I am not, of course, hereby implying that Mr. Pratt has it down pat when he rather curiously asserts that under the Mahama-led government of the National Democratic Congress (NDC), the cost of living has gone down significantly. Anybody that I know who recently spent a considerable span of time in Ghana vacationing, tells me that the only worse time in the country's socioeconomic history was during the Rawlings-led half-junta regime of the so-called Provisional National Defense Council (PNDC).

It was during the latter period that the level of poverty-induced suicides and, sometimes, murder-suicides, reached near-epic proportions. It was also during this period that the term "Rawlings' Necklace" was coined. So famished were the overwhelming majority of Ghanaian citizens that it was routine for the level of one's hunger and material privation to be measured by the extent to which one's collar-bone threatened to jut out of one's neck and shoulders. My telephone conversations with folks back home clearly point to the fact of the purchasing power of most Ghanaians having precipitously plummetted than it ever did during the 8-year tenure of the Kufuor-led government of the New Patriotic Party (NPP).

I am also certain that the balance of trade and income per capita under President Kufuor was far better than what Ghanaians have to contend with presently, particularly during the last half of the NPP government. And so, perhaps, Mr. Pratt would do his fellow countrymen and women a lot of good by explaining just why President Mahama would be desperately using Mr. Kufuor's economic performance record, rather than either his own or that of the late President John Evans Atta-Mills, to secure a bail-out loan from the International Monetary Fund (IMF).
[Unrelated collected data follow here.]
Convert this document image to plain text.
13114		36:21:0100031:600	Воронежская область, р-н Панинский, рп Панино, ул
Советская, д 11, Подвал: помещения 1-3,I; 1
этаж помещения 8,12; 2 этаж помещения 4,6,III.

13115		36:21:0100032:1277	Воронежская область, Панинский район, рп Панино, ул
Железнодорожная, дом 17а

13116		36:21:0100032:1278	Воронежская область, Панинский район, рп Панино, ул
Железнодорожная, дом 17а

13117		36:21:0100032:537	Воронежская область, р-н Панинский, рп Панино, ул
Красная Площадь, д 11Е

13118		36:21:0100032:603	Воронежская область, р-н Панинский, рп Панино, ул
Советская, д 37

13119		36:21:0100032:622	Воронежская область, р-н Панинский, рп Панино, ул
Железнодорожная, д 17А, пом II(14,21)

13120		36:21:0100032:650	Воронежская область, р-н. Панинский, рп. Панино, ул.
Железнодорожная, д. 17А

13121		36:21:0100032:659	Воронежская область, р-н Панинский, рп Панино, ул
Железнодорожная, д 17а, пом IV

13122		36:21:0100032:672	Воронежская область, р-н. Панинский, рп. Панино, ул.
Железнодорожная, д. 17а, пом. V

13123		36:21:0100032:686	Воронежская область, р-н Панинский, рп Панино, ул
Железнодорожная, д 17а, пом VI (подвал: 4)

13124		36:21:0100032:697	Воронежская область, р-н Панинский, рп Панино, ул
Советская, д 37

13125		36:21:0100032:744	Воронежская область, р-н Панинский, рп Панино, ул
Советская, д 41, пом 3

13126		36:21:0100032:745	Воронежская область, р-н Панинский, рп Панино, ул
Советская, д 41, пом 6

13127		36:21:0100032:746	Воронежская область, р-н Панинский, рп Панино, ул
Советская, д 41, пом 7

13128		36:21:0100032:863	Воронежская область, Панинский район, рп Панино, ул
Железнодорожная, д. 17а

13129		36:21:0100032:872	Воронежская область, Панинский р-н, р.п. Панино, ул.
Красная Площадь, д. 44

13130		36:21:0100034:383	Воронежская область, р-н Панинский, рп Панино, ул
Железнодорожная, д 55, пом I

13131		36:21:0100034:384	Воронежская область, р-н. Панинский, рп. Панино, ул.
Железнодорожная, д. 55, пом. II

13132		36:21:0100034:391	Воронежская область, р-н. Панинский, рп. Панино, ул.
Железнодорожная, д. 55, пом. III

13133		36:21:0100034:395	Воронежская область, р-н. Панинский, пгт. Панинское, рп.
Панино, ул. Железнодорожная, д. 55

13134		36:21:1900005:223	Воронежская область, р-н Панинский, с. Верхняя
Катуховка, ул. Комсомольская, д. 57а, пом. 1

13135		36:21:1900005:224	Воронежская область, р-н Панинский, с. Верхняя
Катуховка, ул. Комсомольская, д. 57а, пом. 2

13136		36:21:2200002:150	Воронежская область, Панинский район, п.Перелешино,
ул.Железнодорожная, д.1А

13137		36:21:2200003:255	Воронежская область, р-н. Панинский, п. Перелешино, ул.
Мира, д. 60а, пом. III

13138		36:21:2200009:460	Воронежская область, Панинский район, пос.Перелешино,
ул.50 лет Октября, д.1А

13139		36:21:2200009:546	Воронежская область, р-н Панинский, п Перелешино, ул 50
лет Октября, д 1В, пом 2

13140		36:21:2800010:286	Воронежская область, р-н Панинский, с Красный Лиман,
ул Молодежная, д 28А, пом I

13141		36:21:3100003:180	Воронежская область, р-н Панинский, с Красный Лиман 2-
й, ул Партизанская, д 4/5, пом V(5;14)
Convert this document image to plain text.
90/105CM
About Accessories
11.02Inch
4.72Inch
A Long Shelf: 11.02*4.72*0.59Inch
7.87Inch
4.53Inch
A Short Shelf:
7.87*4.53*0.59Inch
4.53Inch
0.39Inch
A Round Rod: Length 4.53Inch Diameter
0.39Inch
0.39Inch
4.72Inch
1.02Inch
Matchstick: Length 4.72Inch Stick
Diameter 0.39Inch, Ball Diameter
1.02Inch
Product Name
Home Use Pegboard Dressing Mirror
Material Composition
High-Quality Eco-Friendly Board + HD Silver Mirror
As well, Mr. Pratt needs to explain why talk of Ghana going HIPC has become so rampant on our media airwaves, if Ghanaians were enjoying the sort of unprecedented economic comfort that he would have the rest of the world believe. Well, when I say that I agree with Mr. Pratt, it is squarely on grounds of the fact that, sad to say, it is incontrovertibly true that the Kufuor administration equally played politics with fuel pricing. The one significant exception here, though, is that between 2000 and 2008, Ghana was primarily a non-oil producer consumer.

We must also credit the Kufuor government with singularly facilitating the glorious emergence of Ghana as an increasingly significant oil-producing country. Then also, I don't think for a split-second that it serves the interest of the New Patriotic Party for Mr. Mensah-Bonsu to call a press conference and attempt to shadow box with the pro-NDC Committee for Joint Action (CJA). Regardless of whether the CJA is heavily packed with NDC operatives or not, it is still a pressre group or civil society organization. Mr. Mensah-Bonsu ought to take his battle straight-up and directly to the Mahama-led government of the National Democratic Congress.